Laura Cooper, acquisitions director at Atomic Consultancy, said activity was high last year, and she expects the strong market performance to continue in 2024.
“We’re seeing the same factors which influenced activity in 2023 continue, along with some additional aspects which are driving activity even further,” she said.
Cooper highlighted three areas in particular:
- Large portfolio exits: owners of businesses with four-plus offices and £3m-plus in lettings turnover “may look to capitalise on valuations in some key areas, worried they may miss the peak of the market if they delay their decision”.
- Election anxiety: as the potential for increased taxes looms, some owners “may choose to sell before changes take effect, further driving deals in the short term”.
- Rise of self-employed agents: the trend towards self-employed estate agents building their own lettings portfolios is “creating new acquisition targets at an accelerated pace”.

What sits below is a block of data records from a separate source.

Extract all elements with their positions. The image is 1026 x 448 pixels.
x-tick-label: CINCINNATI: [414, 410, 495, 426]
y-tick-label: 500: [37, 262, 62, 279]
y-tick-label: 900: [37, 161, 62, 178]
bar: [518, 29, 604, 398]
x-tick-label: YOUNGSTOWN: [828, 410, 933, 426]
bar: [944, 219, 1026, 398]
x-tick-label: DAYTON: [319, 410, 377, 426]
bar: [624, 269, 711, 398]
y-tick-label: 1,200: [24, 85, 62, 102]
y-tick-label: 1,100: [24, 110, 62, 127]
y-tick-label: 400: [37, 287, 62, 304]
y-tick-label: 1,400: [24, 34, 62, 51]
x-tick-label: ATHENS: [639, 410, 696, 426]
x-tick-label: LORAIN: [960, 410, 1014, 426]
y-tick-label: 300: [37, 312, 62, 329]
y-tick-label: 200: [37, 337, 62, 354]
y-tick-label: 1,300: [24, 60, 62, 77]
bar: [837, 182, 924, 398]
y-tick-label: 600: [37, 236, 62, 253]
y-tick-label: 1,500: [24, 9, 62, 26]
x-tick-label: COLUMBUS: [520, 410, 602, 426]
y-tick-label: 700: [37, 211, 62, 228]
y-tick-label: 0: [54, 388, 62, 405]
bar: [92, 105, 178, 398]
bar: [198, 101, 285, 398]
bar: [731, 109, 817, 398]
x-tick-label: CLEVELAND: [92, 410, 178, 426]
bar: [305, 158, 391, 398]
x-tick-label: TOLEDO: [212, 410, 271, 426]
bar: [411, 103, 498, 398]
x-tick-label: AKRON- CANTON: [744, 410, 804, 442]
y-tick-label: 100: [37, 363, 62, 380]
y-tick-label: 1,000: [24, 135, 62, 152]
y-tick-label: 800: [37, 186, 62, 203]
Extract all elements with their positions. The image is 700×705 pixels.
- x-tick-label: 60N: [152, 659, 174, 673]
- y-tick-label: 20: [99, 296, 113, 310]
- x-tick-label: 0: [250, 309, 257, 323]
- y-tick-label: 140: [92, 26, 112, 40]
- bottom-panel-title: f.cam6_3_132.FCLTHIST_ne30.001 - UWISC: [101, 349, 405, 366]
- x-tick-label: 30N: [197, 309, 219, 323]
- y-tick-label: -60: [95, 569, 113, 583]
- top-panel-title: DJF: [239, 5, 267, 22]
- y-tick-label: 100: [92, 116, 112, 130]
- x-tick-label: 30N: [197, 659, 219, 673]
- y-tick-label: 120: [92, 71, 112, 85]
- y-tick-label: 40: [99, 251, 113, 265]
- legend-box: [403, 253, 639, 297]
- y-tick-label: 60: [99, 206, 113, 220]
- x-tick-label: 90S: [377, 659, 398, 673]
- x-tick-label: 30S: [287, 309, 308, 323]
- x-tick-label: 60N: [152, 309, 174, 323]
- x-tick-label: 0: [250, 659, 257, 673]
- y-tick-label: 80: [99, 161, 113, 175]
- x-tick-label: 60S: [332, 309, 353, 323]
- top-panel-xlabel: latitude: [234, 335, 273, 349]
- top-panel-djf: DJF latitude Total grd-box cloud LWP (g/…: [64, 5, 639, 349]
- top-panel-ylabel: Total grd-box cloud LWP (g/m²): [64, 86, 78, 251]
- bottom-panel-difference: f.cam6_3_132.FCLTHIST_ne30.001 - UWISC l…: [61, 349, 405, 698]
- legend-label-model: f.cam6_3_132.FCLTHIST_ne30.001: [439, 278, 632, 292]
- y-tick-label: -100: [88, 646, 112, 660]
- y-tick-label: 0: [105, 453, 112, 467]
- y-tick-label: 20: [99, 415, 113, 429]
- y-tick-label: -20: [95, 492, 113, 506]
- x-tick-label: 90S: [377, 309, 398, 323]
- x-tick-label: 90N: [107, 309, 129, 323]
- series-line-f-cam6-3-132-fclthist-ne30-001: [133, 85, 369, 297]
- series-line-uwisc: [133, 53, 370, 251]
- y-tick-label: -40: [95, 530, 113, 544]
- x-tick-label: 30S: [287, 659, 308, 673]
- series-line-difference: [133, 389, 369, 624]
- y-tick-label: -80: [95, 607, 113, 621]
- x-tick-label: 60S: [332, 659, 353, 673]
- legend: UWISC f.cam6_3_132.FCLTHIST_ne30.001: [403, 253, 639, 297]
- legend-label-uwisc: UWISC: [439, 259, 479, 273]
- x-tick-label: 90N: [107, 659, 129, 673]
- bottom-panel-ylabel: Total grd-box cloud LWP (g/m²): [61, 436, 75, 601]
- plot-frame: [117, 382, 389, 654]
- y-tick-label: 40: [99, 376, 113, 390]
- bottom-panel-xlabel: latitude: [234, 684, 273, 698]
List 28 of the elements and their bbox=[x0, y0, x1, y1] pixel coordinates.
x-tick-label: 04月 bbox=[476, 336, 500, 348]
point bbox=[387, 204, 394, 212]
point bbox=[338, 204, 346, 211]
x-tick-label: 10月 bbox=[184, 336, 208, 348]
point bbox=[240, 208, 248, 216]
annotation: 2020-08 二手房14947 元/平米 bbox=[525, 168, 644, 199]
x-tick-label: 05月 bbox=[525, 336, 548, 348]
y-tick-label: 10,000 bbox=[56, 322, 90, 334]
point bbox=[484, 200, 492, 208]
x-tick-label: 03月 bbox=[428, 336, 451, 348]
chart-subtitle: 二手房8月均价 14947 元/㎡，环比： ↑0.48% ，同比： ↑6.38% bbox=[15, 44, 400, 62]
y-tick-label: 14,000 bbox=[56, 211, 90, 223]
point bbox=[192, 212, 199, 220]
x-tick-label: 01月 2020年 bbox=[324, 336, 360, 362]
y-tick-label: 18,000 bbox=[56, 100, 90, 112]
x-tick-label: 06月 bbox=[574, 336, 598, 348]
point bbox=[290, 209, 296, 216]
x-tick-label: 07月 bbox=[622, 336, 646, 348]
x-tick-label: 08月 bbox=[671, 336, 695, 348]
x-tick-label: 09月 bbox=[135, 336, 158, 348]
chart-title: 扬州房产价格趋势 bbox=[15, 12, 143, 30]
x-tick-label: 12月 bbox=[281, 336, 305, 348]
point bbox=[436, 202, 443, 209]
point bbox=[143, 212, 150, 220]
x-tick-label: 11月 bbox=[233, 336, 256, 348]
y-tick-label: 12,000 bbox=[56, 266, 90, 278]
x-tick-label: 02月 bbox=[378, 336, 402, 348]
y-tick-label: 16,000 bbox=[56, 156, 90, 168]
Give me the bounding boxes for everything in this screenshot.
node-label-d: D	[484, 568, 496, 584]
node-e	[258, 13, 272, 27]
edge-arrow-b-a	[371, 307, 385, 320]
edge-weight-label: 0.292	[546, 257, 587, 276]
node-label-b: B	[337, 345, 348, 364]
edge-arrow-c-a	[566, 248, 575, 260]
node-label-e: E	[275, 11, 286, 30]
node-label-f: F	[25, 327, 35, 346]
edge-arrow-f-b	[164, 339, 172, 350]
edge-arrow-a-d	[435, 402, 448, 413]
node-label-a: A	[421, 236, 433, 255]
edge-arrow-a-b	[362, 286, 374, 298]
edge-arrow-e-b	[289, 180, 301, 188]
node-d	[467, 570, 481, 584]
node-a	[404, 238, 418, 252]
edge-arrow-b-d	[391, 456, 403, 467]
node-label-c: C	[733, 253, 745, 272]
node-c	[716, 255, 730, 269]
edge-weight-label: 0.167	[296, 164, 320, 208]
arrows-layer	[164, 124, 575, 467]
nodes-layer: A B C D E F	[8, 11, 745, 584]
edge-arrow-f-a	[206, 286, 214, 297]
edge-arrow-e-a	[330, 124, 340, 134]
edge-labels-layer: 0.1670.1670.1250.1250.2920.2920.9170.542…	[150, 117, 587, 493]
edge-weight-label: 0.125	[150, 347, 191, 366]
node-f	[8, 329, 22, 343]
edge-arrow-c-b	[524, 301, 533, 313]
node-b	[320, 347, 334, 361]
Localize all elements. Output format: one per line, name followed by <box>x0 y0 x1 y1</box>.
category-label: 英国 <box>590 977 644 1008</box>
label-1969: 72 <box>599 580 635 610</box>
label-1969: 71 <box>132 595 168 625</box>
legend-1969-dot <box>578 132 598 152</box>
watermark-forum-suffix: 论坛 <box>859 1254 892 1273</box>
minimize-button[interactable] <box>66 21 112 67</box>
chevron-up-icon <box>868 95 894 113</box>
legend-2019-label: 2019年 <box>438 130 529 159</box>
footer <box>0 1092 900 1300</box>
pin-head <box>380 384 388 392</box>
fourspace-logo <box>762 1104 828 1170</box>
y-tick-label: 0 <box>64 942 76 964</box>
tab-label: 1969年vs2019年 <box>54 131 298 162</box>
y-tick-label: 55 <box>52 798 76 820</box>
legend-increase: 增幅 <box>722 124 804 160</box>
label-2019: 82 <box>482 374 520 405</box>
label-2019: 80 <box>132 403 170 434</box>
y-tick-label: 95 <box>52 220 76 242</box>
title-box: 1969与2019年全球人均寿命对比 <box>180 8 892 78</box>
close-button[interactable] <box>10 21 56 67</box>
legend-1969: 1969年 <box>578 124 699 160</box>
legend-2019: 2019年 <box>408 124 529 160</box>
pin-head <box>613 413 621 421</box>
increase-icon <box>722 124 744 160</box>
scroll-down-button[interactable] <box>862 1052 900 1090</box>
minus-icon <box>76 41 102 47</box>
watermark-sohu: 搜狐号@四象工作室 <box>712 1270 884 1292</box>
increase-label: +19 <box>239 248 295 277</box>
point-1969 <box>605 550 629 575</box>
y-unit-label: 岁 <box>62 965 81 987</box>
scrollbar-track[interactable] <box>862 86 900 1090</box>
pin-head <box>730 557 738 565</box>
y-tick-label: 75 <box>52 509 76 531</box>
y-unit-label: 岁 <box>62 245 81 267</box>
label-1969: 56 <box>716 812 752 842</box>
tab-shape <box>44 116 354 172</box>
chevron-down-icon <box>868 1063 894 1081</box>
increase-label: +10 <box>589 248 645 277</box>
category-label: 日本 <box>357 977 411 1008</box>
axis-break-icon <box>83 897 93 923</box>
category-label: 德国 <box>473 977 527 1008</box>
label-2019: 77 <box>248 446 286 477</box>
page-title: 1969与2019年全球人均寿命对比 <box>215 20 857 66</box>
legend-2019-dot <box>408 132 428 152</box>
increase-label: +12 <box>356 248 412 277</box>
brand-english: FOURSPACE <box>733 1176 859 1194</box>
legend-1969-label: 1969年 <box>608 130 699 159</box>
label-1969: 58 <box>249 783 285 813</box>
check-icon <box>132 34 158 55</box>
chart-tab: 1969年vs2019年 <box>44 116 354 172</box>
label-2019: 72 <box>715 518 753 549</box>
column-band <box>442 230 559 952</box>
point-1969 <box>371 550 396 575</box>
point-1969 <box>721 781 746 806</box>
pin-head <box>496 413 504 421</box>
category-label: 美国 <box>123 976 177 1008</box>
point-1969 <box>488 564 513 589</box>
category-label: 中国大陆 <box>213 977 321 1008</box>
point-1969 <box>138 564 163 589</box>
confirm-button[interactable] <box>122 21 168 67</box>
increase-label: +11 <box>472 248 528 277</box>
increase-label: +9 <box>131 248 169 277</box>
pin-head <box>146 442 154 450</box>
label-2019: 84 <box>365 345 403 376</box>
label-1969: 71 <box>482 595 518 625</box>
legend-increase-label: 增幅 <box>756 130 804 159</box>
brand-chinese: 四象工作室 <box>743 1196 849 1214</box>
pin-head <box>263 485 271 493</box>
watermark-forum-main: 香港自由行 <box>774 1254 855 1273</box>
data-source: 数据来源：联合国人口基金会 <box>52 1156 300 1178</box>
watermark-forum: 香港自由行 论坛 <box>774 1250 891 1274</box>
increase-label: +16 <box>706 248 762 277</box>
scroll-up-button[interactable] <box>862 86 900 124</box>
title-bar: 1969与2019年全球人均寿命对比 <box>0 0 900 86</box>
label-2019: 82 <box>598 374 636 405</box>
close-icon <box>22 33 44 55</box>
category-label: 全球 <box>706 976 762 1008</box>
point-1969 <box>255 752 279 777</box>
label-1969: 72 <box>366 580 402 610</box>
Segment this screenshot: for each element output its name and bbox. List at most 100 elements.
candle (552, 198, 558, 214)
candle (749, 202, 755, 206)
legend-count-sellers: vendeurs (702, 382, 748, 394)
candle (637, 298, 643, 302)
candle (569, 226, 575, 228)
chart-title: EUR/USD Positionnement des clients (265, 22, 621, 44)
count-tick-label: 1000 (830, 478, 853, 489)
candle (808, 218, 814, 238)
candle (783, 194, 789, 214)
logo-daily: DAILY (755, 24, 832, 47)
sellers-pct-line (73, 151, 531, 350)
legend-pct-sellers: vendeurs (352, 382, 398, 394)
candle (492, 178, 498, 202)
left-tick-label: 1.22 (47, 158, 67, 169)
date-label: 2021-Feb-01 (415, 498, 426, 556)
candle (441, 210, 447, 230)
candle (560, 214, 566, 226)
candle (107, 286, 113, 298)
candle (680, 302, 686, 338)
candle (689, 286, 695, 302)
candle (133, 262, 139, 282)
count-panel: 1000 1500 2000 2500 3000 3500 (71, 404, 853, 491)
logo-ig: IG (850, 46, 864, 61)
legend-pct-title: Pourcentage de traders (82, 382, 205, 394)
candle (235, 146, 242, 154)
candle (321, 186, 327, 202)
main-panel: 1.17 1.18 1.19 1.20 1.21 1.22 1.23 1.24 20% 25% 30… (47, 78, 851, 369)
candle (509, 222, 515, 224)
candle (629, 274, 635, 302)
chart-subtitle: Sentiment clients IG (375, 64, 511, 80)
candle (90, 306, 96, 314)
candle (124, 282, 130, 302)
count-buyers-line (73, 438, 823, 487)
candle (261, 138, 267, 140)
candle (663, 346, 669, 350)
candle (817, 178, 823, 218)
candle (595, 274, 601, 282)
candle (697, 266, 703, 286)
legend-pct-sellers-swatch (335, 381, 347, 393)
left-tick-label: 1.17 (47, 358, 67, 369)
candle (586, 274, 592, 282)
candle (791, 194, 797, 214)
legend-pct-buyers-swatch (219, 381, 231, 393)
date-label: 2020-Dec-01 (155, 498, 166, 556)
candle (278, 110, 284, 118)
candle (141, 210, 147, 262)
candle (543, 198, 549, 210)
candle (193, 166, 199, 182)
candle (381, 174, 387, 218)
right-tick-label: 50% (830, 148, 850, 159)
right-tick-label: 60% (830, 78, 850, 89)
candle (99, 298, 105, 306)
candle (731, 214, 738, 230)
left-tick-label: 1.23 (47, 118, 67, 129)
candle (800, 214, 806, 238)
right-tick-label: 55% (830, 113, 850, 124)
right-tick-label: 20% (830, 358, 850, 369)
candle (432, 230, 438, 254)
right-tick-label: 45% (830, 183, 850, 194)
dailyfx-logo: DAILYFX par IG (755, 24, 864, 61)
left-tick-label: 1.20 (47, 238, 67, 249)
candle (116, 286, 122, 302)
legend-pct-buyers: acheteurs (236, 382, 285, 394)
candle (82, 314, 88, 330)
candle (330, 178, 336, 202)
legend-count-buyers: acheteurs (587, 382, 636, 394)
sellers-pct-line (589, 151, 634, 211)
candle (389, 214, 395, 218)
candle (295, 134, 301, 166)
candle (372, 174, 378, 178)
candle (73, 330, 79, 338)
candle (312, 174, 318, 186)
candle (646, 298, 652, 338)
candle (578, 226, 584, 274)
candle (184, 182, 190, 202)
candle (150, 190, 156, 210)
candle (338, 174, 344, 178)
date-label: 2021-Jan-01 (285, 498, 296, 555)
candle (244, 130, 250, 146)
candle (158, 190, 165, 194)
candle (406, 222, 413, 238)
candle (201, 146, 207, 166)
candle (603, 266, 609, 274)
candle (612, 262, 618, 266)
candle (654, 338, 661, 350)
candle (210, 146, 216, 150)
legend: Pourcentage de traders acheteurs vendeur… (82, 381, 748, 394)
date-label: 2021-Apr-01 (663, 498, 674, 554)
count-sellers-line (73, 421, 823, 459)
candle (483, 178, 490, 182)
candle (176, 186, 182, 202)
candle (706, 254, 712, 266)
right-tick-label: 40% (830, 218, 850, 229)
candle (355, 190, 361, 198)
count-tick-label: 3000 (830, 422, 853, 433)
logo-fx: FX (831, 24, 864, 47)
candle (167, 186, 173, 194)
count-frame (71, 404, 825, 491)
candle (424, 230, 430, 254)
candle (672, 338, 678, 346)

Last year saw shifting motivations for agency owners selling up, according to Atomic. while retirement was the primary driver in past years, 2023 saw a rise in owners selling due to:
- recruitment challenges which were pulling them back into hands-on operations
- cost increases which were impacting profitability
- escalating legislative requirements, particularly in Wales
- pre-empting potential tax changes in the imminent general election
- refocusing their business on sales operations and capitalising on high lettings values.
Lucy Noonan, founder and CEO of Atomic Consultancy, commented: “With all the moving pieces, navigating the acquisition landscape can be complex. The consistent message we hear is the immense value of seeking expert advice before making any decisions.”